Insults are okay, but sexism and bigotry are not, language campaigners say

A conversation between a mother and daughter about online trolls who are "Bhakkua" meaning Supreme Fool. (All photos courtesy of The Gaali Project)

For Tamanna Mishra and Neha Thakur, friends who grew up in India, the proliferation of misogynistic swearwords always felt like a slap on the face. They noticed with rising dismay how some viewing platforms in India have been normalizing the use of swearwords with stories of violence from the hinterlands.
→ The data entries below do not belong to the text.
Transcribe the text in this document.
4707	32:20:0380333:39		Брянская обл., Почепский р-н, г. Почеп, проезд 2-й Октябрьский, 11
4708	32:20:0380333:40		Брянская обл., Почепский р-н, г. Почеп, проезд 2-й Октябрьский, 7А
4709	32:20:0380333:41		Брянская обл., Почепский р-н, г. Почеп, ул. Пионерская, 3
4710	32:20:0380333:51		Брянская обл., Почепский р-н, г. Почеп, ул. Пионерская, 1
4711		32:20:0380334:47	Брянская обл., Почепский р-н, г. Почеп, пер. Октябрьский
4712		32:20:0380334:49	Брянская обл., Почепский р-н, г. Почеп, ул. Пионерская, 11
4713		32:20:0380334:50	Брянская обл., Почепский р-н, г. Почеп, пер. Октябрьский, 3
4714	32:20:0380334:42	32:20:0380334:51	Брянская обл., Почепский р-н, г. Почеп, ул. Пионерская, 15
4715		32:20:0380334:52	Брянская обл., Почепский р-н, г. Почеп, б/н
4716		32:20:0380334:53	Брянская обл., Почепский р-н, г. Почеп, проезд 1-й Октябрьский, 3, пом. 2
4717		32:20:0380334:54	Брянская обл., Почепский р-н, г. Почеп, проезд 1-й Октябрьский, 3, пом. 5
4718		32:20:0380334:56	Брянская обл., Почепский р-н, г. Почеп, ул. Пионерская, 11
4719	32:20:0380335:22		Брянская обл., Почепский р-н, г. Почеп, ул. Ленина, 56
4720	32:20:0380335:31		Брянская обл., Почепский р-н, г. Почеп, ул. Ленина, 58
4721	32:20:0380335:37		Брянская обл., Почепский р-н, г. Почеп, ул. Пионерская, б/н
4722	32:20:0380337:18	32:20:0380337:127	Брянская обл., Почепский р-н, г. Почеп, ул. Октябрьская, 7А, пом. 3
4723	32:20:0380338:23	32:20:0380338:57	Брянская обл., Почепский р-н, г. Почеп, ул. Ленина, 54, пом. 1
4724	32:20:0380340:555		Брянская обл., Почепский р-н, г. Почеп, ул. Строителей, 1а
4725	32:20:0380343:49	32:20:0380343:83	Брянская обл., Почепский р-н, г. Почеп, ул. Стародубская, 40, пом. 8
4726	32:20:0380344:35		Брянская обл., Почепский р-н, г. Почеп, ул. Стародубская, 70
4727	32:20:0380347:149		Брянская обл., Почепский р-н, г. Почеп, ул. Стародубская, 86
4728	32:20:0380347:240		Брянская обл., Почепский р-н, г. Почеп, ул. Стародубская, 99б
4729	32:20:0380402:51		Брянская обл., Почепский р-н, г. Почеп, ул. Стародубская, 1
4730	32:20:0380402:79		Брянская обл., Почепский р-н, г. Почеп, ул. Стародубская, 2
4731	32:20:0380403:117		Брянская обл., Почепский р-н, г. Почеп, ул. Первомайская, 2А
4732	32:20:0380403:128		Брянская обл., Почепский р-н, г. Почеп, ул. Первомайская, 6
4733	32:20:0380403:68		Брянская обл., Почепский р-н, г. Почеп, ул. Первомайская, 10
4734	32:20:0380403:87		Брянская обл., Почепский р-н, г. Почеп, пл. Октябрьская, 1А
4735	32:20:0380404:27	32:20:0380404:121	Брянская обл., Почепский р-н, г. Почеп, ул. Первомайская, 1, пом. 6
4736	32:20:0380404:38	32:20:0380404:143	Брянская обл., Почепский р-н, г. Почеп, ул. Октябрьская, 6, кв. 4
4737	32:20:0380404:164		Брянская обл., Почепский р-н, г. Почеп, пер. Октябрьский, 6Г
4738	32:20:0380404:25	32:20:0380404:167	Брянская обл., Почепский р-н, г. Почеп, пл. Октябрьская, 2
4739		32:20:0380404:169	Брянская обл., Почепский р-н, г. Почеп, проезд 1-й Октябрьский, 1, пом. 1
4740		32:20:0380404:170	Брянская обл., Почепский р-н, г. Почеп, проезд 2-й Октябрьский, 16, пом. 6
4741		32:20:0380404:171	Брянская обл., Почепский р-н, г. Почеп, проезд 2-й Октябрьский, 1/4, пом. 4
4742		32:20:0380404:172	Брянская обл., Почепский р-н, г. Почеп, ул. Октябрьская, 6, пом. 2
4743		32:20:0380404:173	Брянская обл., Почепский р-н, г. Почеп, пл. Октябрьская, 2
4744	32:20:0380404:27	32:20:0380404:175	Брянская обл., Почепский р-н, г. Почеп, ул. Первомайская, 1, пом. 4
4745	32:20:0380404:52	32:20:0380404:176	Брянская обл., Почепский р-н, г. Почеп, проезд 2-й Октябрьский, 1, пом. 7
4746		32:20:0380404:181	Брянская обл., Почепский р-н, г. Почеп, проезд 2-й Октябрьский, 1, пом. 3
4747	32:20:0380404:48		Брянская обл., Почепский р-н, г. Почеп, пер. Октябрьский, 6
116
In parallel, the apparent anonymity provided by social media was fueling a brutal backlash, complete with threats and insults, against women who voiced their opposition.

Emperor Akbar is asked by his son Salim's lover Anarkali why he is being a "Bawaseer ka naasoor" meaning a pain in the wrong places.

As urban professional women in their 30s -- Mishra is a public relations professional in Bangalore and Thakur an Airbnb host in Mumbai -- they knew that swearing is a natural response to stress and exasperation. But they found it unacceptable that most local swear words are degrading to women, or to specific Indian castes and communities. "There are so many frustrating things to deal with on a daily basis, so we knew that not swearing is not an option for most of us. But even when two men fight, their language is so misogynistic," says Mishra.